Chcesz być na bieżąco? Zapisz się do naszego newslettera


Rem Koolhass o połączeniu architektury z polityką

 

Czas czytania: ~11 min


Rem Koolhaas

 

HW3wD3jpNTsktuVHCXGTfbuJfFFRsL1AmfSspSuKpXLsFCfMb3muzofBB02D_koolhaas.jpg

Rem Koolhaas opowiada o związkach z marką Prada i polityką, o budowaniu w krajach autokratycznych i o uroku brzydoty.

 

Podobno planuje Pan zaangażowanie się w politykę. Czy architektura już Panu nie wystarcza?

 

Koolhaas: Nie zamierzam zajmować się polityką w tradycyjnym sensie tego słowa. Dlaczego jednak nie zrobić czegoś pożytecznego, jeśli jest taka możliwość? Dokucza nam przecież tyle nierozwiązanych problemów, a politycy w moim mniemaniu nie są w stanie sprostać nowym wyzwaniom. Nie mam zamiaru angażować się jako jednostka, a raczej poprzez moją firmę OMA i mój think tank AMO.

 

Jak taki zdeklarowany socjalista, jak Pan, może angażować się w projektowanie butików marki Prada i w kreację całego tego świata luksusu?
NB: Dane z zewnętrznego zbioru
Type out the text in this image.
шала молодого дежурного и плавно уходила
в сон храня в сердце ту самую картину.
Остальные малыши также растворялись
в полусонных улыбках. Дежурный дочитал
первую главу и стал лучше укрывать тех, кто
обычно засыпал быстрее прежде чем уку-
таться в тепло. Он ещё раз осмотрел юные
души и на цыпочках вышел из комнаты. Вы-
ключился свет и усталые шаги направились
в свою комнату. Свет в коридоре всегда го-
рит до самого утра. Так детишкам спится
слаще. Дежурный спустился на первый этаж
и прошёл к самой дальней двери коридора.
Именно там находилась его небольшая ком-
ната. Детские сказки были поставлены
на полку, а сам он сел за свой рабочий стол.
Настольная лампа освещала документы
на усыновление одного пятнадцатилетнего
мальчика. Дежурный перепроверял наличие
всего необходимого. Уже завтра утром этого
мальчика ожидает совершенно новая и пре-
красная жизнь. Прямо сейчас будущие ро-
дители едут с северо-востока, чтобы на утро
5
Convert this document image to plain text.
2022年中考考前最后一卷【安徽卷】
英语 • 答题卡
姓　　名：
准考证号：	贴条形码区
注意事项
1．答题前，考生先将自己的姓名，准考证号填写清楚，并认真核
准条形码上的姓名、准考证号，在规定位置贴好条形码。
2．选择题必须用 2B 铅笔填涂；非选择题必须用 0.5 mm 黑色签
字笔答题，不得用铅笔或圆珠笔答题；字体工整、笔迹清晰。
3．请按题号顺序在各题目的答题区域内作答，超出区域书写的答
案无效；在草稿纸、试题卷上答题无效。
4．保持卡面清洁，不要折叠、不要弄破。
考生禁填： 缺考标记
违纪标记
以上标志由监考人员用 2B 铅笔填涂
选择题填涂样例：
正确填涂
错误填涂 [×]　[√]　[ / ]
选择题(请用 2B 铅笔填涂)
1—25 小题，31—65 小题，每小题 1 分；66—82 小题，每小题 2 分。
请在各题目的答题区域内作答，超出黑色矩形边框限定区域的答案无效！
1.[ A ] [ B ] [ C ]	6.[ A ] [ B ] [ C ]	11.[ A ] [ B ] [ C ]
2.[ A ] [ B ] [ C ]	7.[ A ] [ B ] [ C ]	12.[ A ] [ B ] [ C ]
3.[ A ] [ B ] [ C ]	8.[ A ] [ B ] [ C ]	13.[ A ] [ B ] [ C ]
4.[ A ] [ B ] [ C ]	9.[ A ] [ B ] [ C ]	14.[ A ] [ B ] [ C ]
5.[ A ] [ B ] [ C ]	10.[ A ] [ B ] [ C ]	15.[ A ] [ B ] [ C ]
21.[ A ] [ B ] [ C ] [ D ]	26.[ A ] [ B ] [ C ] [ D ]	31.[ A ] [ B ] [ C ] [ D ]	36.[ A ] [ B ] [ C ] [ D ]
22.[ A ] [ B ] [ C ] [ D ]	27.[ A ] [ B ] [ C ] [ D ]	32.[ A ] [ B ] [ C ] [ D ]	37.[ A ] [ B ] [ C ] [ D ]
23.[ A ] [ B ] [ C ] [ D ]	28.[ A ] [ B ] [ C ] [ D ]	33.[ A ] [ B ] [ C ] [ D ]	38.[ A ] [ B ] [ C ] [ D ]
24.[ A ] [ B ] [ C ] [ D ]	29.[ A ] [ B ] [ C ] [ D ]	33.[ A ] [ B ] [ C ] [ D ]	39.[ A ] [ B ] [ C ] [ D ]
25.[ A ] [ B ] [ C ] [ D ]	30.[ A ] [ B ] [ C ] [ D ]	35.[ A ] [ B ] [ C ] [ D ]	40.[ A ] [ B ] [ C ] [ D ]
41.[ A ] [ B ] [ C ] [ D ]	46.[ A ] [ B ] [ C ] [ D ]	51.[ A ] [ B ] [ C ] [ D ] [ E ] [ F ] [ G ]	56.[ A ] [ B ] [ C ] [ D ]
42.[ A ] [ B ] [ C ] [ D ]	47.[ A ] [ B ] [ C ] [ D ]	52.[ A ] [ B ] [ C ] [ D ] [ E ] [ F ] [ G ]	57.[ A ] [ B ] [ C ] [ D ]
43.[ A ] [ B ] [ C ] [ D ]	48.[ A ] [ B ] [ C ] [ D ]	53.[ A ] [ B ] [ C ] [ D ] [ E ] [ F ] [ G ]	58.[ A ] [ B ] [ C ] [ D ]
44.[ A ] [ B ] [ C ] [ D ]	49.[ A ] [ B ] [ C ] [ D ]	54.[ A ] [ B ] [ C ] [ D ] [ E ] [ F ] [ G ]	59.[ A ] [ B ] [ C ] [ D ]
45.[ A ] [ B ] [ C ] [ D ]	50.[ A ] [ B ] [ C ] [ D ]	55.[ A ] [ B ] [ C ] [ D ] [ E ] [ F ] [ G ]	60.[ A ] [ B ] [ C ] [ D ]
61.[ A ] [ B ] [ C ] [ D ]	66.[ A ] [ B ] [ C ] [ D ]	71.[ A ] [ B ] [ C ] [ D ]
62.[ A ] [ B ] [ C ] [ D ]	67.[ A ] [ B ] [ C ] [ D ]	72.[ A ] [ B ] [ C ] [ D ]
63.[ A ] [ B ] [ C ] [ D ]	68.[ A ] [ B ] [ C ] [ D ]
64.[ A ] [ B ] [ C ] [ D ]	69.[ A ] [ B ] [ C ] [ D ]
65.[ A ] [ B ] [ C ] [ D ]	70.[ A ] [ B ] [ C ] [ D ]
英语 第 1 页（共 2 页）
Koolhaas: Czy tacy staromodni socjaliści o których Pan mówi jeszcze w ogóle istnieją ? Bardzo się cieszę z takiego klienta, jak Prada. Firmy, która pcha do przodu kulturę współczesną. Lubię świat mody, niezależnie od tego czy jest przewartościowany czy też nie, ponieważ stwarza poczucie wysublimowania wykorzystując do tego stosunkowo skromne środki. Gdzie indziej znajdzie Pan coś takiego?

 

Co łączy architekturę z polityką?

Koolhaas: Ważna architektura poprzedniego stulecia była pod mocnym wpływem systemów politycznych. Proszę popatrzeć na system sowiecki z jego konstruktywizmem i stalinizmem, na Weimar z jego nowoczesnością, na Mussoliniego i, oczywiście, nazizm z Albertem Speerem i jego gigantycznymi strukturami.

 

A co ze współczesnością?

 Koolhaas: Współczesna architektura jest niewolnicą rynku i jego mechanizmów. Rynek zastąpił ideologię. Architektura zamieniła się w spektakl. Musi się brandować i nie ma większego znaczenia poza odgrywaniem roli przestrzennej ikony – marki miasta.

 

Rozumiem, że ta opinia oznacza także krytykę własnej postawy. Pana centrum telewizyjne w Pekinie, CCTV Tower, siedziba centralnej stacji telewizyjnej Chin zmienia całkowicie miasto i nadaje mu nową twarz.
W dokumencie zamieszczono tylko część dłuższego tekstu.